EMI’s Bob Mercer felt that Bush’s relative lack of success in America was due to her being a poor fit for our radio formats, as well there being few outlets for the visual presentation “central to her appeal.” Bush made a rare US appearance on Saturday Night Live in December 1978 but that didn’t help her album crack the Top 200 Billboard albums chart. “The Man With the Child in His Eyes” did reach #85 on the American Billboard Hot 100, which was the only Bush single to do so until 1985.

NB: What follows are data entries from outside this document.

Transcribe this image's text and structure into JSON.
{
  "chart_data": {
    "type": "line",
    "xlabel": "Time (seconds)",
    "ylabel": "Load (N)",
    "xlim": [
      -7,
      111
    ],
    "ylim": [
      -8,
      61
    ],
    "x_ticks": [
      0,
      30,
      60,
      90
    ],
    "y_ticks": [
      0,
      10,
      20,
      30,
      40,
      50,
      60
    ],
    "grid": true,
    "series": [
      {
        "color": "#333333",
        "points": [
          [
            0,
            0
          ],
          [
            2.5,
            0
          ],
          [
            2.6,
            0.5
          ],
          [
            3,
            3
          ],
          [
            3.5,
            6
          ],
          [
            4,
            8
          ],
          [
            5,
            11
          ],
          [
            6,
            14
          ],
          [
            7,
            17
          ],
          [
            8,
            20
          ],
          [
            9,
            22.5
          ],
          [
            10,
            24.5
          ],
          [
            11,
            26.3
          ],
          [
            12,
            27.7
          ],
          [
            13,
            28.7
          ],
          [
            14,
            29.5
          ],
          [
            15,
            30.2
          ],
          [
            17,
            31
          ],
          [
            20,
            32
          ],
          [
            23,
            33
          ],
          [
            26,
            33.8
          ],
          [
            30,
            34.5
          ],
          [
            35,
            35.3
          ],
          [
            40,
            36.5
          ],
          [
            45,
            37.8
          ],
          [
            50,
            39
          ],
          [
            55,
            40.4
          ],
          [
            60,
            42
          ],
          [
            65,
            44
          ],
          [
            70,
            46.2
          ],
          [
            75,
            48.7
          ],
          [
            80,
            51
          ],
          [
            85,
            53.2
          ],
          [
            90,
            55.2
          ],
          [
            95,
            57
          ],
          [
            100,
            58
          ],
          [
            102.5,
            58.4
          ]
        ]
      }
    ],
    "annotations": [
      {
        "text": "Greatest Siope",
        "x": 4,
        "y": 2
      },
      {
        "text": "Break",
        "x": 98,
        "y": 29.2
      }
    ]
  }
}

It’s hard to explicate why Bush lacked success in America at the time. Maybe people really didn’t know how to market this odd girl and her odd music? Perhaps they were worried about scaring away some audiences by fully displaying her bold music and frank lyricism when she was still relatively young – which also made her musical identity a mystery to potential fans. It’s interesting to see the US cover of The Kick Inside, which is much simpler and even childish in its depiction of Bush than any other cover was. The album ultimately had six different covers, for the UK, US, Canada, Yugoslavia, Japan and Uruguay. All besides the US and UK are essentially artistic head shots of Bush. The UK artwork is colorful, bold, artistic and sensual, in a fair approximation of the album’s tone as a whole. The US version makes her look younger than she does on any of the other album covers, as well as coy and unassuming – an image totally disconnected from the album’s content. The Kick Inside and Kate Bush herself has since found a fan base in the US, with “Wuthering Heights” voted as #5 on Pitchfork’s Top 200 Tracks of the 1970s list in 2016. However, The Kick Inside has still never been certified anything in the US.

Despite the delay and occasional missteps from the studio, The Kick Inside remains a smart and assured debut for a singular talent. It excellently communicates how Kate Bush the artist thinks and feels, and illustrates what kind of music we can expect from her, as she confirmed our expectations with nearly every new release in the decades that followed.